Bancon Construction turnover up 18 per cent


Bancon Group has reported increased turnover and strong profits in its latest results.  

Credit: Bancon Group.

Group turnover for the Aberdeenshire housebuilding and construction group for the year ended March 2023 was up £18 million on the previous financial year, to £132 million. 

The group also delivered operating profits of £4.6 million, despite cost inflation and various market headwinds.   

Pre-tax profits of £1.8 million were behind the £2.7 million reported by Bancon Group in the previous year. This was due to writing down the value of a long-held development. 

Turnover at Bancon Construction was £35.5 million, 18 per cent ahead of the previous financial year, and profits before tax were the highest reported since 2007.  

“This has been achieved through structural changes and tight margin control,” said the group.  

Bancon Construction also reported a “strong” order book with turnover of more than £40 million secured in the current financial year (FY2023/24). 
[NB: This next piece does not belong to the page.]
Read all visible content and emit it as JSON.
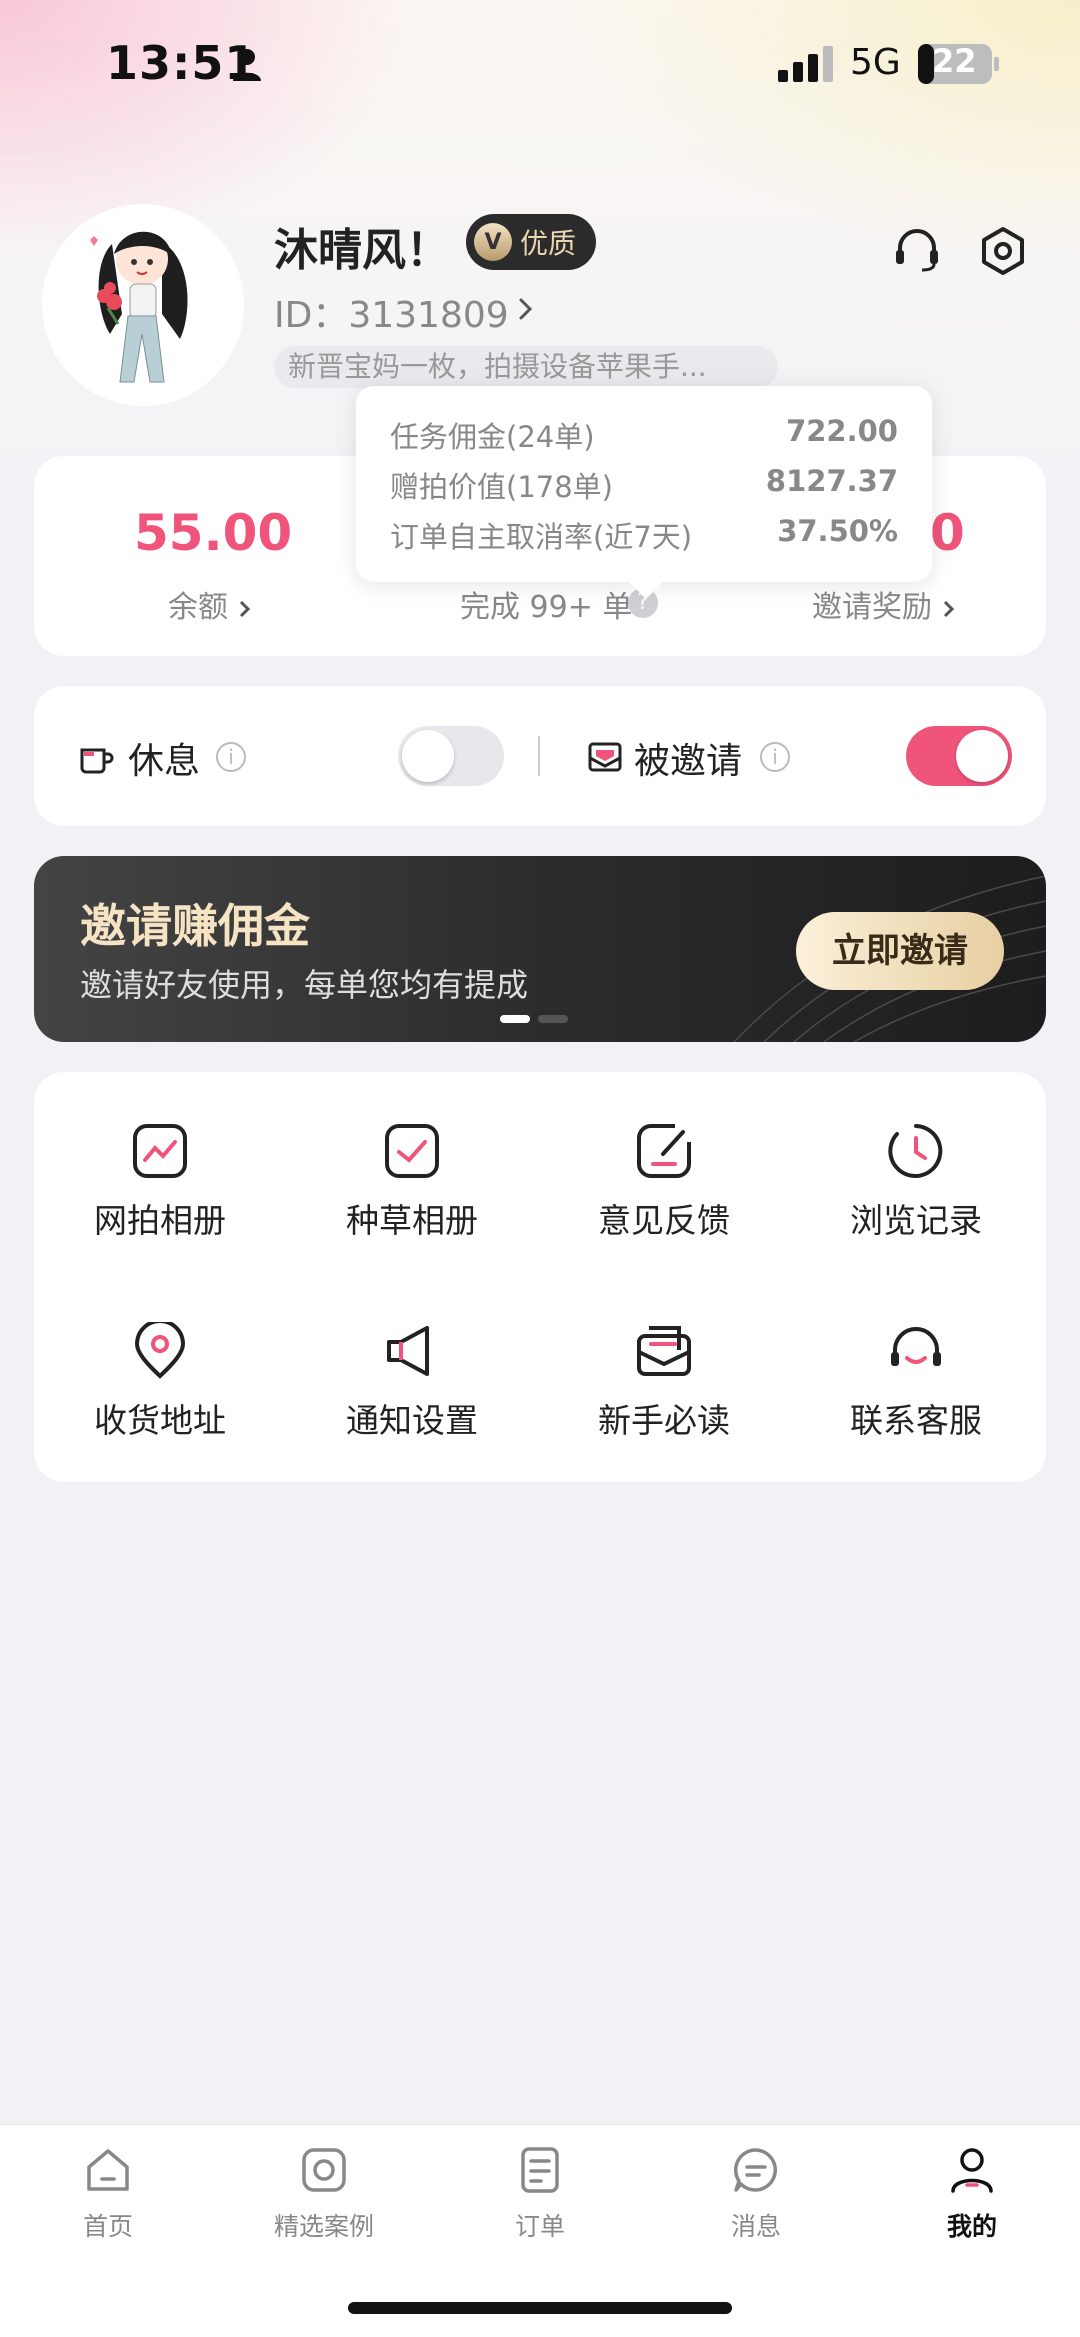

A 33 per cent increase in its homes business saw Bancon Homes deliver turnover of £68.4 million, compared to £51.3 million in the prior period.  
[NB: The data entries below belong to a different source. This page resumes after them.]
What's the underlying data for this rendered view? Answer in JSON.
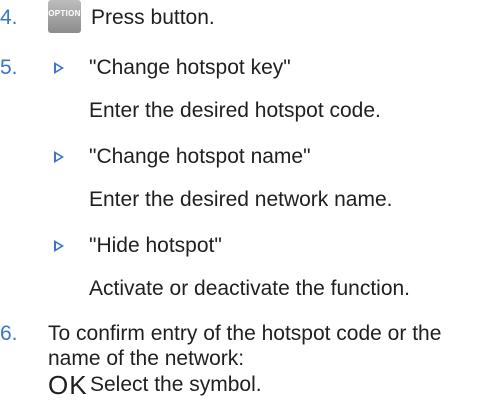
{
  "steps": [
    {
      "number": "4.",
      "button_label": "OPTION",
      "text": "Press button."
    },
    {
      "number": "5.",
      "items": [
        {
          "label": "\"Change hotspot key\"",
          "detail": "Enter the desired hotspot code."
        },
        {
          "label": "\"Change hotspot name\"",
          "detail": "Enter the desired network name."
        },
        {
          "label": "\"Hide hotspot\"",
          "detail": "Activate or deactivate the function."
        }
      ]
    },
    {
      "number": "6.",
      "text_line1": "To confirm entry of the hotspot code or the",
      "text_line2": "name of the network:",
      "symbol": "OK",
      "symbol_text": "Select the symbol."
    }
  ],
  "colors": {
    "accent": "#3a76c4",
    "text": "#1f1f1f",
    "button": "#9e9e9e"
  }
}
And timber frame buildings manufacturer Deeside Timberframe maintained activity at a similar level to the previous year, with turnover of £28 million compared to £32.6 million. 

The manufacturing business is investing in facilities and production efficiencies to counter the sharp rise in the cost of raw materials. 
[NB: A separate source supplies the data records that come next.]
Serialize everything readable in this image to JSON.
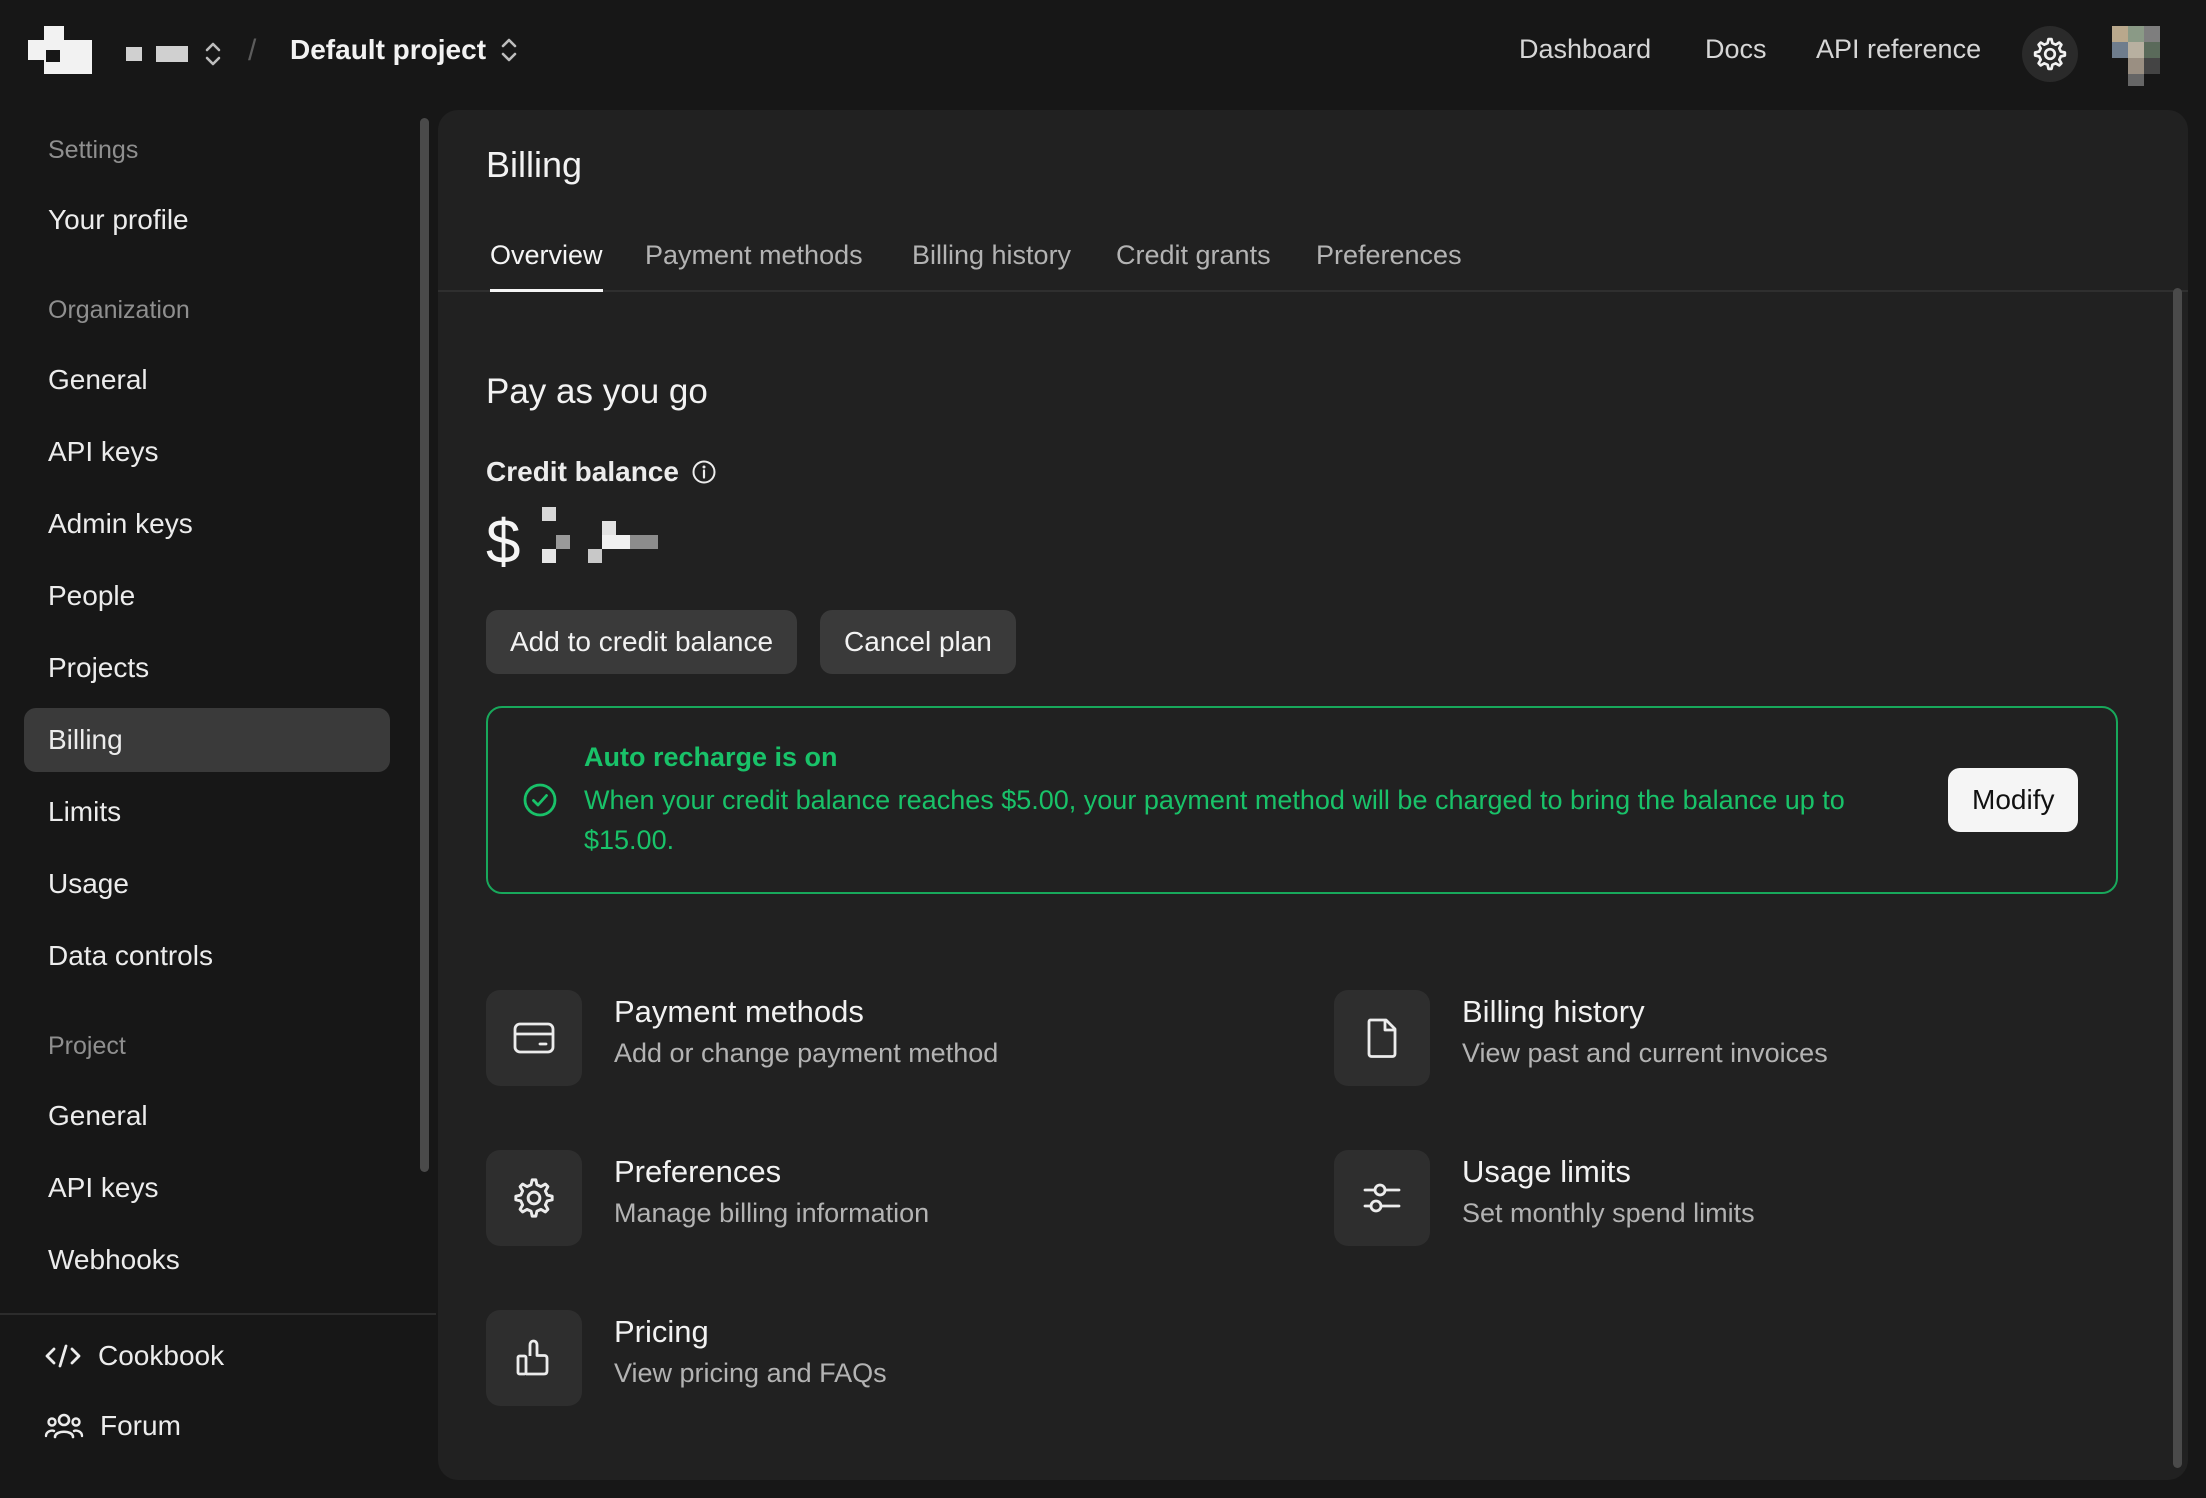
{
  "topbar": {
    "project_name": "Default project",
    "separator": "/",
    "links": [
      "Dashboard",
      "Docs",
      "API reference"
    ]
  },
  "sidebar": {
    "settings_header": "Settings",
    "your_profile": "Your profile",
    "organization_header": "Organization",
    "org_items": [
      "General",
      "API keys",
      "Admin keys",
      "People",
      "Projects",
      "Billing",
      "Limits",
      "Usage",
      "Data controls"
    ],
    "project_header": "Project",
    "project_items": [
      "General",
      "API keys",
      "Webhooks"
    ],
    "footer": {
      "cookbook": "Cookbook",
      "forum": "Forum"
    },
    "active_item": "Billing"
  },
  "main": {
    "title": "Billing",
    "tabs": [
      "Overview",
      "Payment methods",
      "Billing history",
      "Credit grants",
      "Preferences"
    ],
    "active_tab": "Overview",
    "plan_heading": "Pay as you go",
    "credit_label": "Credit balance",
    "currency_symbol": "$",
    "add_credit_label": "Add to credit balance",
    "cancel_plan_label": "Cancel plan",
    "auto_recharge": {
      "title": "Auto recharge is on",
      "text": "When your credit balance reaches $5.00, your payment method will be charged to bring the balance up to $15.00.",
      "modify_label": "Modify",
      "color": "#19c269"
    },
    "cards": [
      {
        "title": "Payment methods",
        "subtitle": "Add or change payment method",
        "icon": "credit-card-icon"
      },
      {
        "title": "Billing history",
        "subtitle": "View past and current invoices",
        "icon": "document-icon"
      },
      {
        "title": "Preferences",
        "subtitle": "Manage billing information",
        "icon": "gear-icon"
      },
      {
        "title": "Usage limits",
        "subtitle": "Set monthly spend limits",
        "icon": "sliders-icon"
      },
      {
        "title": "Pricing",
        "subtitle": "View pricing and FAQs",
        "icon": "thumbs-up-icon"
      }
    ]
  }
}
Bancon Group also renewed its banking facilities with Santander for a further three years to December 2026. 

“These robust results, with a second consecutive year of increased homes sales, combined with the renewal of our banking facility, demonstrate the success of our current strategies and the confidence in our future prospects,” said chief executive Kevin McColgan who joined the group in September. 

“Our strong financial position, positive sales performance in the current financial year and strong forward orders means we are exceptionally well placed to invest in and deliver our growth ambitions, even against the backdrop of the rising costs of raw materials and the wider economic uncertainties.”